Blood Moneys soundtrack was released on 19 February 2012. It was composed by Jeet Gannguli, Pranay, Sangeet Haldipur, Siddharth Haldipur (Sangeet-Siddharth); lyrics were penned by Sayeed Quadri, Kumaar.

===Track list===

| No. | Title | Music | Singer(s) | Length |
|---|---|---|---|---|
| 1. | "Chaahat" | Jeet Gannguli | Rahat Fateh Ali Khan | 4:24 |
| 2. | "Gunaah" | Jeet Gannguli | Mustafa Zahid | 4:49 |
| 3. | "Teri Yaadon Se" | Pranay | Mustafa Zahid | 4:36 |
| 4. | "Jo Tere Sang" | Jeet Gannguli | Mustafa Zahid | 5:06 |
| 5. | "Aarzoo" | Sangeet-Siddharth | Clinton Cerejo | 4:17 |
| 6. | "Gunaah" (Unplugged) | Jeet Gannguli | Rana Muzumdar | 5:38 |
| 7. | "Teri Yaadon Se" (Remix) | Pranay; remixed by Kiran Kamath | Mustafa Zahid | 5:14 |
| 8. | "Jo Tere Sang" (Remix) | Jeet Gannguli; remixed by DJ Savyo | Mustafa Zahid | 6:18 |

===Reception===

The album received positive reviews from critics.

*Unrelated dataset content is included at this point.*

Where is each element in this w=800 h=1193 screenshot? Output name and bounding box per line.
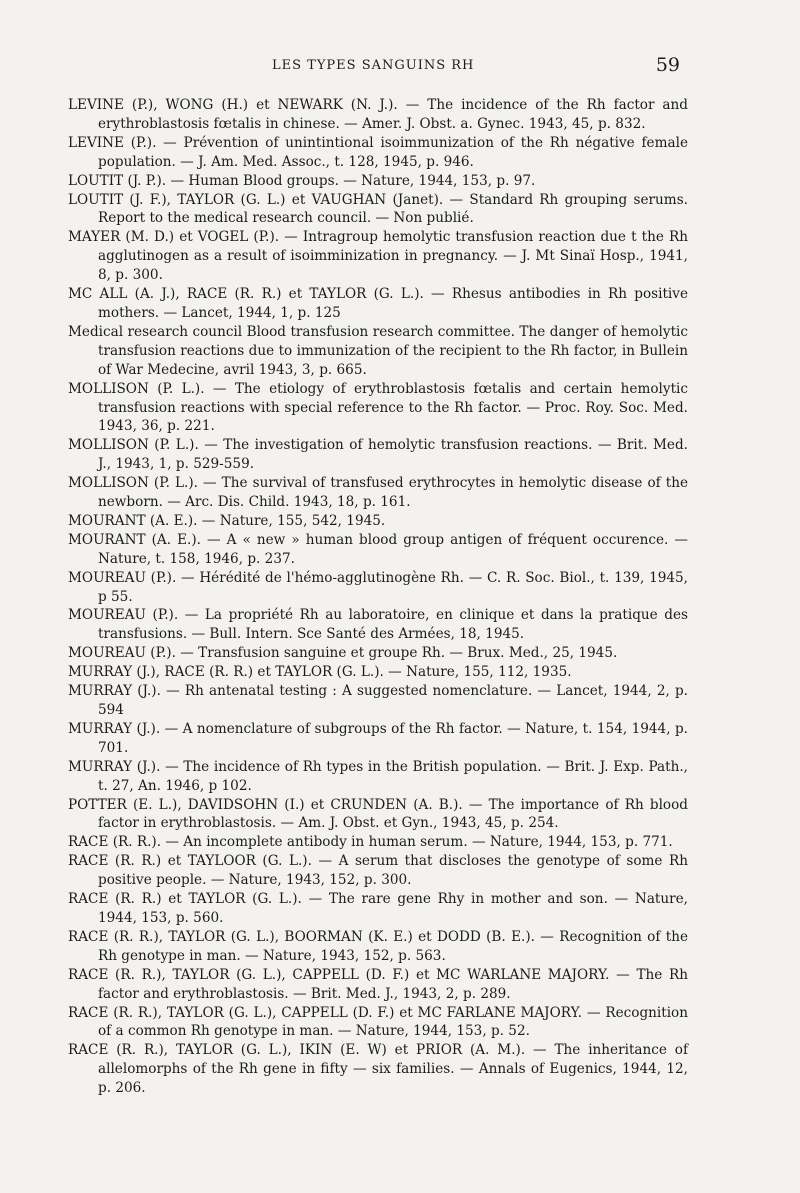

Joginder Tuteja from Bollywood Hungama gave the album 3.5/5 stars picking "Jo Tere Sang", "Gunaah (unplugged)" and "Chaahat" as his favourites. Musicaloud gave the album 3/5 stars picking "Chaahat" and "Gunaah" as their favourites. Times of India states that "Blood Money, like all previous Bhatt films, has some great music that will help take the movie to a different level altogether".